The survey has shown that Croatian travel companies are experiencing revenue declines on one hand, and rising costs, primarily regarding labour, on the other. Croatian tourist companies are expecting slower annual revenue growth by 11.4 percent when compared to last year. Without changing the business environment in which Croatian tourism operates, this will result in a reduction in profitability and of course, a reduction in investment potential. With Croatia's damning reputation among foreign investors on the world stage, this really is the last thing it needs to seek to encourage.

The rather damp expectations of some of Croatia's largest tourist companies also show a drop in profitability this year by almost five percent and, as a consequence, the reduction of investments this year by a concerning twenty percent. Over the next two years, a further decline in investment is expected at a rate of 33 percent when compared to the periods in 2018 and 2019.

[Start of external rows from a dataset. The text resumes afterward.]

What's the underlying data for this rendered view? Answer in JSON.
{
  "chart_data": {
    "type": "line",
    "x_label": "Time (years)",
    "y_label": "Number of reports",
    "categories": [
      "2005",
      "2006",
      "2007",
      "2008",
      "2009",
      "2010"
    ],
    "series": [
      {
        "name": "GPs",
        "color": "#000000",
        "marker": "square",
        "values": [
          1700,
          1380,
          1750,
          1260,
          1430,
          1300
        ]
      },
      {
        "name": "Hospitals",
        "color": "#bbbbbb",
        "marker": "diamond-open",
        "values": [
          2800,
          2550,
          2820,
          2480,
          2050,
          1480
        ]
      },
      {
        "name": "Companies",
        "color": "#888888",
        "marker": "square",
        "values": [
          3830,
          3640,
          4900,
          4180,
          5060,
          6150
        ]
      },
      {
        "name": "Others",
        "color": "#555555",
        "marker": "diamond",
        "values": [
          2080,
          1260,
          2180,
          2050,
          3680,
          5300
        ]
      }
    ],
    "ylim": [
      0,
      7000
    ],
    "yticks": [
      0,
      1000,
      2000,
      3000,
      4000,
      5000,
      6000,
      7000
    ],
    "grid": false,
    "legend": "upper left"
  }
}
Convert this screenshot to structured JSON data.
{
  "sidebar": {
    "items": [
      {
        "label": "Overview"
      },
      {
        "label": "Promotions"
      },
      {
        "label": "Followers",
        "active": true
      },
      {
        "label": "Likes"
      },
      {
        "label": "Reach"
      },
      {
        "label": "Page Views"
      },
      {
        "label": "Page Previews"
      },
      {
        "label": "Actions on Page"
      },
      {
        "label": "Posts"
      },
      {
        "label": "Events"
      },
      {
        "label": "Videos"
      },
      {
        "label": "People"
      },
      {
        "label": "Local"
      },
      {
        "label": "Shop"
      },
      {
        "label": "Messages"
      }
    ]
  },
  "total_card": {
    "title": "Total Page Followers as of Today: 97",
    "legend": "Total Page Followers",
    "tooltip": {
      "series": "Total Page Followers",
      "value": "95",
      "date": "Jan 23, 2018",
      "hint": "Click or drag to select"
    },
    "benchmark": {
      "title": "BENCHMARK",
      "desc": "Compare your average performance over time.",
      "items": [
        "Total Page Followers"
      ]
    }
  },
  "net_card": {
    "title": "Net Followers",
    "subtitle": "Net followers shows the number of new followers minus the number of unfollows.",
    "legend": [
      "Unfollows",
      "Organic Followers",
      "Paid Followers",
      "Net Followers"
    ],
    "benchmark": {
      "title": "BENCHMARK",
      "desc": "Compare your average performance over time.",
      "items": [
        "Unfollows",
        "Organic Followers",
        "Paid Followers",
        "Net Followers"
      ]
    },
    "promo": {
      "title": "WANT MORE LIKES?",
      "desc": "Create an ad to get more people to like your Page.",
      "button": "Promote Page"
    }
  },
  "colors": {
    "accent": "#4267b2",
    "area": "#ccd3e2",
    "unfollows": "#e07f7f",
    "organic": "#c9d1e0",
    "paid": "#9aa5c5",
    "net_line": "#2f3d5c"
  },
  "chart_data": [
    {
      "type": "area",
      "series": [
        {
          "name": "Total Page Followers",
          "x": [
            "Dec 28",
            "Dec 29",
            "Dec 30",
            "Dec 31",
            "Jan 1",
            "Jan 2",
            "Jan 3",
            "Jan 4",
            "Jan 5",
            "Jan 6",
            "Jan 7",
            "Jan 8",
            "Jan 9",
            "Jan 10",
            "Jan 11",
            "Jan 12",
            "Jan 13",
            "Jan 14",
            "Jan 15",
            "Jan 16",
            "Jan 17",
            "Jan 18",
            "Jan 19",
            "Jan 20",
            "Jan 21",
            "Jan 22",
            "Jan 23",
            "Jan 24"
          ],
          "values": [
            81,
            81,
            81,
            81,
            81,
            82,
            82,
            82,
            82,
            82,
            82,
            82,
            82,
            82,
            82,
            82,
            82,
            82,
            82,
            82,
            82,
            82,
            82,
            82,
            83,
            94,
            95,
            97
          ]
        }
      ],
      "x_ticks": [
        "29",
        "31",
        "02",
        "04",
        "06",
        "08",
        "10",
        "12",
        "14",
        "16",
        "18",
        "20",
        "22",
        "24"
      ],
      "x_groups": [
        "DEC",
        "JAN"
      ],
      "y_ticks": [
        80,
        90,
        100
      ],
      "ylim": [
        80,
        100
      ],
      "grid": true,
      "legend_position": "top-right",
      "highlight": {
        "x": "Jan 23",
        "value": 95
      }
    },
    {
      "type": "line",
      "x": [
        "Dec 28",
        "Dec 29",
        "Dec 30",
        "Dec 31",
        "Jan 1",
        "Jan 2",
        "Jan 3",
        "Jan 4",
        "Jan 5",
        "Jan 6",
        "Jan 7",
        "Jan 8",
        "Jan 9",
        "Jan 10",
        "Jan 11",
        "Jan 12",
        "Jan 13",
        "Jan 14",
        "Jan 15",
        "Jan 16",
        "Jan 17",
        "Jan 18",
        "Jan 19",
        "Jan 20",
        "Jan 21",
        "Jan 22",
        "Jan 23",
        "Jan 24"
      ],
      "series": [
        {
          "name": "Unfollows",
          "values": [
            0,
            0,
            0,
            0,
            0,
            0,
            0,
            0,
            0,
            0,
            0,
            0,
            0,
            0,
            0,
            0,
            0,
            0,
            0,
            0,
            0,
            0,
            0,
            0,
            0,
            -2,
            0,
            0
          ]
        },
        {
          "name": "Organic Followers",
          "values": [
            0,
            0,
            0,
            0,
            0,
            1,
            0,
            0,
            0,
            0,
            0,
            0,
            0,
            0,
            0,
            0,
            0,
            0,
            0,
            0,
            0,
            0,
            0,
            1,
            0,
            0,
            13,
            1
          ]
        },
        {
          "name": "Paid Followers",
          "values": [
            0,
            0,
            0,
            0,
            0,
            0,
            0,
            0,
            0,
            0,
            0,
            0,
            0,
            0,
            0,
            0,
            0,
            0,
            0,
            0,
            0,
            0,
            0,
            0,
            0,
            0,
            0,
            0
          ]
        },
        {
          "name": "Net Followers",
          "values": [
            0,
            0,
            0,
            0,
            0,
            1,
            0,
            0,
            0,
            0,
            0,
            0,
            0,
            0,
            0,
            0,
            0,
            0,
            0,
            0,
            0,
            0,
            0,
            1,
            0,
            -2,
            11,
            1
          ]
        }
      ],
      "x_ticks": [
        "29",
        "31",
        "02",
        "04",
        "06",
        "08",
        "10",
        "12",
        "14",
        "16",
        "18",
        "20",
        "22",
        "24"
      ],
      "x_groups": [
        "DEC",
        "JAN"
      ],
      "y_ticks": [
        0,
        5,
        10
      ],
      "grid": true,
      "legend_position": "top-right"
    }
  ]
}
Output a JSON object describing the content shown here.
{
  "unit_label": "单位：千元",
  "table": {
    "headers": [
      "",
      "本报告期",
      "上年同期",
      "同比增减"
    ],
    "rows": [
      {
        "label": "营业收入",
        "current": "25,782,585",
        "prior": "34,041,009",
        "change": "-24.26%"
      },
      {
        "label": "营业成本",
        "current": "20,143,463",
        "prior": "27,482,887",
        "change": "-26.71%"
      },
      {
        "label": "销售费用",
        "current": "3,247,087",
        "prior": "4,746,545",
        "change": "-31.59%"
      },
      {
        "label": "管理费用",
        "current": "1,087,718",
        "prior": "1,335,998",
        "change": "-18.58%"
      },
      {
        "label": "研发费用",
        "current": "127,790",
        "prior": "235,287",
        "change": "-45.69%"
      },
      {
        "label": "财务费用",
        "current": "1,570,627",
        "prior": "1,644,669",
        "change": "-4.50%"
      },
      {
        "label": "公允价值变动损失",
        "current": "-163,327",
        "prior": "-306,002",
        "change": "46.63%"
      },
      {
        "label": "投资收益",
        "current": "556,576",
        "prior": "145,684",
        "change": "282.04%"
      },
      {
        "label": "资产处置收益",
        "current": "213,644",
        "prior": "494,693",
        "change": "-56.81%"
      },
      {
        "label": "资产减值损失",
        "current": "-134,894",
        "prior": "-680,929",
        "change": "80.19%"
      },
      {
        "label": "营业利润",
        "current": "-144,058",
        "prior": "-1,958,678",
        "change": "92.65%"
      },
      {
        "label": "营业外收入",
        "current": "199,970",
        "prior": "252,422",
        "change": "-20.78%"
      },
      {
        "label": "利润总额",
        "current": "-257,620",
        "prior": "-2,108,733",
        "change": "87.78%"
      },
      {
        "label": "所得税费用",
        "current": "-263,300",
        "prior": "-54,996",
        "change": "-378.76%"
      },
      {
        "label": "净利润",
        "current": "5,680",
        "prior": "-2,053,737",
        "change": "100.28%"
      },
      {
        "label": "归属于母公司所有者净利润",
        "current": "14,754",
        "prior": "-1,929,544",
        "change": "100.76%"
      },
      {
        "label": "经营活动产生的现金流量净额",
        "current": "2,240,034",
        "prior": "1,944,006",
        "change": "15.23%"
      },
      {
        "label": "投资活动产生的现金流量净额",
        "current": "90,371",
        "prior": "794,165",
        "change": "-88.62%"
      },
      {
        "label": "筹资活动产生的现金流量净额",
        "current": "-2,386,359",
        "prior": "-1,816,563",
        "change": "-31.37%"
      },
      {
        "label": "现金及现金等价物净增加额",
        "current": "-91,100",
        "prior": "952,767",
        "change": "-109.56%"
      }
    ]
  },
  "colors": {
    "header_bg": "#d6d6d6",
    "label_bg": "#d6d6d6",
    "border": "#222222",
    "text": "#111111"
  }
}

Reducing investment potential in tourism has a significant impact on the long-term prospects of Croatia's tourism. It is clear to all that in the long-term, Croatia must compete exclusively with quality rather than price. Reducing prices as much as possible to compete with Turkey on a surface level will only destroy the Croatian coast and Croatia's tourism sector as a whole. This isn't an option.

To be able to really compete with quality, apart from having determination to do so, it is crucial to attract and stimulate investments, something Croatia lacks in, and rather severely.

For that, Croatia will have to make numerous significant changes to its business framework. Today, Croatia is one of the least competitive in investing in tourism in the entire Mediterranean and has the highest tax burden of them all, especially if we look at the VAT rate. Spain, France and Italy have a reduced their VAT rates to help boost tourism. Croatias VAT rate, however, is 13 percent for hotel accommodation and 25 percent for hospitality services. Only Denmark is operating anywhere close to that in the whole of Europe, and one can hardly compare Croatia to Denmark.

Tourism directly and indirectly generates nearly twenty percent of Croatia's GDP, the sector generated eleven percent of all investments in Croatia. There is a lot of discussion about the optimal structure of the economy in which tourism makes up such a big part of it, and this, like many such discussions in Croatia, is often a waste of time. In a situation where tourism is experiencing significant growth rates and becoming an increasingly important factor in the receptive Mediterranean market, such discussions are quite unnecessary.

Of course, the priority requirement for Croatia's tourism growth is to boost investment, which will continually increase the country's overall quality.

If VAT on the entire tourist service is reduced to the level of Croatia's competitive countries, tourism can attract an additional three billion euros of investment, it can increase employee salaries by twenty percent and continue to rise over the next few years, which will further stabilise budget revenues and raise the standard life in Croatia in general.